第三十五話 特殊なヨット

いろんなサイズを建造している造船所とは別に。コンセプトを絞り込んだ特殊なヨットがあります。
もちろん、大量生産はしていない。だから特殊なのかもしれません。特殊である事、コンセプトを
絞り込んでいる事などは、そのコンセプトとピッタリあった使い方をするならば、他のどのヨットより
も優れていると言えると思います。例えば、木造艇、デイセーラー、かなり外洋に特化したヨット、
レーサーもレースという意味合いにおいて特殊といえるかもしれません。これらは、その特化した
コンセプトにおいて絶大な威力を発揮します。しかしながら、その他のコンセプトにおいては弱い。
自分のコンセプトを特化できるなら、これは他のヨットより最高の喜びをもたらせてくれると思います。

スポーツカーでドライブに行く。そういう乗り方があります。もちろん、ドライブついでに食事したり
美しい風景を見たり、そういう事もありますが、ドライブそのものもスポーツカーは面白いものに
してくれます。スポーツカーとはそういう物でしょう。しっかりした足回り、剛性の高いボディー、
低い重心でスピードが速く、加速も良い。荷物をたくさん積む事はできないものの、スポーツと
してドライビングが楽しくなる。これは車社会が発達して出てきた文化でしょう。こういうのはレー
スカーとは違います。スポーツカーです。それに何と言ってもデザインが美しく、かっこいいですね。

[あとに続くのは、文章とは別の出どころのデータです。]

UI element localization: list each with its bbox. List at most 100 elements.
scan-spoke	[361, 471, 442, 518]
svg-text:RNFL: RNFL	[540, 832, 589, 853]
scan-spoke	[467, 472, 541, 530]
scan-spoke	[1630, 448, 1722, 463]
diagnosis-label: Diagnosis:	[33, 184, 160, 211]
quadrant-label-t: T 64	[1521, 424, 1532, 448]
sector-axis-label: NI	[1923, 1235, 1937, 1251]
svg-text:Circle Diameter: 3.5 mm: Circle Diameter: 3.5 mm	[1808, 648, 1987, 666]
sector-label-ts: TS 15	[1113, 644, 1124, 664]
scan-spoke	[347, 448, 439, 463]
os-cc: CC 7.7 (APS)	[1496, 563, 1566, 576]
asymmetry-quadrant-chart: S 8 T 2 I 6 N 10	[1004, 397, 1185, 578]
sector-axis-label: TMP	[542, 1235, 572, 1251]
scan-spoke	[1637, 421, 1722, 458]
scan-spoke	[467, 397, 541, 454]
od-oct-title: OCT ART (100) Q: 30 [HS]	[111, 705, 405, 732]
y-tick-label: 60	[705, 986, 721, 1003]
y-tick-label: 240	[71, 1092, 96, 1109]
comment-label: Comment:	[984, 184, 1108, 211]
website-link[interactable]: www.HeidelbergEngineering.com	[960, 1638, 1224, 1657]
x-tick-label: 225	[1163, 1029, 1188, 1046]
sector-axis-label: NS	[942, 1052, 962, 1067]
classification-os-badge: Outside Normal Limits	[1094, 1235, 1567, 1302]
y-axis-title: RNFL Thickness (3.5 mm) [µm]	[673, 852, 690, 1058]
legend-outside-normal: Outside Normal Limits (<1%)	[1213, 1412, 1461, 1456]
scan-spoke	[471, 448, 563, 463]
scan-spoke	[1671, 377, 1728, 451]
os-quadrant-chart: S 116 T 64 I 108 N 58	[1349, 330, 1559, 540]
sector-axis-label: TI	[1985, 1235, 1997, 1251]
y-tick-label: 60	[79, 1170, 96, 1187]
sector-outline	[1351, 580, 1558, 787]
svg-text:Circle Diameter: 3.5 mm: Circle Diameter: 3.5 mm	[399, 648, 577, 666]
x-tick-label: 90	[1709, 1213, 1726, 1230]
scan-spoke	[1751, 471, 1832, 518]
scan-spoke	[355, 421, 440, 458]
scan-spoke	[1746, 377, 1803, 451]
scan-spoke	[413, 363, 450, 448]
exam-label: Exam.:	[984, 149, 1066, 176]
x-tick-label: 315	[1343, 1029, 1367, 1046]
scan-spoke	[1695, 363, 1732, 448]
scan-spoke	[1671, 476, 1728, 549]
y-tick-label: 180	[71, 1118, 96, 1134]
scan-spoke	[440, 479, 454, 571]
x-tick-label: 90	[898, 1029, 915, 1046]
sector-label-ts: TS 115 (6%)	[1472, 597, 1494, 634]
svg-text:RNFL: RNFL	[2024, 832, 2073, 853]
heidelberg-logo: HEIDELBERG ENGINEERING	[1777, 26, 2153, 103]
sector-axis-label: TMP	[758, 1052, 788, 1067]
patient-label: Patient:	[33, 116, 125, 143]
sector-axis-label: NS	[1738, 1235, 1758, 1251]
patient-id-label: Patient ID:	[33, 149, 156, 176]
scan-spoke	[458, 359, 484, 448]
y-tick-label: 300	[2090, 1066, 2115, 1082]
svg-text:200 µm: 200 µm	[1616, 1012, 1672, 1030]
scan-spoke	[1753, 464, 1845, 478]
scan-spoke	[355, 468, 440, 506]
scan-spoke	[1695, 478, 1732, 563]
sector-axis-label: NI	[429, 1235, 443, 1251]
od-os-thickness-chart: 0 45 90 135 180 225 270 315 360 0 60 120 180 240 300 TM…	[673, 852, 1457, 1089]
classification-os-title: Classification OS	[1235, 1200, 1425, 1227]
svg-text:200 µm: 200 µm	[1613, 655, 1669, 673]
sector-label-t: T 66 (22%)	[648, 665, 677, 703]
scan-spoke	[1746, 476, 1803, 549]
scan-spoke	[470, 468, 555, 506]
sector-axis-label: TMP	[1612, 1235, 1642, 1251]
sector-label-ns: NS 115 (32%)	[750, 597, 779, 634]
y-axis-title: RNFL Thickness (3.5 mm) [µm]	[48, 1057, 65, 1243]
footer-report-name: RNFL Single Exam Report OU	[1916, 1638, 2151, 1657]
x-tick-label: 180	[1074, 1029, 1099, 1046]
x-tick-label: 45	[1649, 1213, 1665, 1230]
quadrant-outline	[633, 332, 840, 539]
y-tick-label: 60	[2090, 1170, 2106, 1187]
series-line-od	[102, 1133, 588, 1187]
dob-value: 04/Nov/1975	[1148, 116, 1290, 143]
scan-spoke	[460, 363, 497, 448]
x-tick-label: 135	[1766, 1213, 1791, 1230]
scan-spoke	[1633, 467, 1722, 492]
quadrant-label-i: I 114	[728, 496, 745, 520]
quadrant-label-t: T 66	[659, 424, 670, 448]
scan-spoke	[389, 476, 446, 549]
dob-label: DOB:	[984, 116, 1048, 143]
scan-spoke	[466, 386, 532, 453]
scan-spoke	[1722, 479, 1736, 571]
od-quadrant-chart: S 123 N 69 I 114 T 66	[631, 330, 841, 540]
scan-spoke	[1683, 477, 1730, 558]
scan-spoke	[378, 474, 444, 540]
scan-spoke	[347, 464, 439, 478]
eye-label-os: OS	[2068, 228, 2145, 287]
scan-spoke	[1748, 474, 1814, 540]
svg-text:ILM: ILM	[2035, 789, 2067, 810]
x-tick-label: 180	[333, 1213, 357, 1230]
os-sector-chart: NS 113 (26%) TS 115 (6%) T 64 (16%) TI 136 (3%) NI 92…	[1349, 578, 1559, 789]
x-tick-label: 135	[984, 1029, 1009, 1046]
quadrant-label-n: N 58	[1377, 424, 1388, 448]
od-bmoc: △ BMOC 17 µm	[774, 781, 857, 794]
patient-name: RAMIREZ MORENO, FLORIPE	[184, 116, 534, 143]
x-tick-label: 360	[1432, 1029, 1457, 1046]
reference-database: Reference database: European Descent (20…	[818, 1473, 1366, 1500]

ヨットの事を考えてみますと、クルージングかレースしか無い。スポーツヨットというジャンルというか
視点があまり無いような気がします。車と同じように考えた場合、美しいヨットで、セーリングを楽し
みたいという気持ちがあっても良いはずです。スポーツカーと同じように。帆走性能の高い、スポーツ
ヨットで、セーリングを楽しみたい。帆走性能が高いというとすぐにレースと思うのは大間違い。セーリ
ンで速く走りたいのはレーサーだけでは無いはずです。おまけにスポーツヨットにはレーサーが縛ら
れているレーティングというものが全く無い。そんな事を考える必要は無いわけで、純粋にセーリング
をいかに楽しむか、それだけ考えれば良い。という事は、レーサーよりトータルで言えば、楽しくなる
事は当りまえではないか。レーサーのように乗り心地無視の速さを求め、でも同時に、スピードダウン
してもレーティングで有利になるなら性能を落とす。そういう事、一切無しに、スピード、復元性、乗り心
地、操作性、そういう物を追及できる良さがある。こういうヨットの方がセーリングして面白いのは当たり
前ではないかと思うのです。

スポーツカーならぬスポーツヨットですから同じように犠牲にしている物もあります。それはキャビンの
スペースです。乗用車なら5人がゆったり乗れるし、トランクだって大きい。でも、スポーツカーはデザイン
の美しさと、2シーターという割りきりで性能を実現していく。スポーツヨットでも同じです。キャビンは狭い
でも、2シーターという事はありませんので、人数乗れますが、キャビンは大人数がゆったり寛ぐという
スペースは無い。でも、スポーツヨットですから、キャビンに住むわけでは無いのですから、大量に荷物
を積みこむような外洋に出るわけでは無いのですから、それで良い。そんな事より、性能の高さ、それで
いて乗り心地の良さ、操作のし易さ、安全性の高さ、そういう求められる部分に充実させている。それで
良い。

こういうスポーツヨットをどんな風に楽しむか。それはスポーツカーと同じでしょう。最近、あらためてアレリ
オン28のビデオを見ました。個人的には私の理想のヨットなのですが、まさしくこのスポーツヨットに相応
しいヨットだなと感じた次第です。シングルハンドでも、マリーナの狭い場所からの出し入れから始まって
この小回りの効く、ヨット、それでいて直進性の良さ。のぼりでティラーをショックコードで留めて、手放し
で真っ直ぐ走る。それでいてレスポンスが良く、走って面白い。まさしく、自由自在、これこそスポーツヨット
としての代表格ではないかと認識した次第です。それに何と言っても、美しい。

アレリオンについては前にも書きましたが、また詳しく紹介したくなりましたので、勝手ながらページを割い
てみたいと思います。こういうヨットにすると、大勢でキャビンで寛ぐには狭いとか、宴会向きでも無いし、
遠くへ行くにもちょっとと、割りきれない方が多いのは充分承知しています。でも、こういうヨットがあっても
良いし、逆に。割りきってしまうと、これほど楽しめるものは無いかもしれません。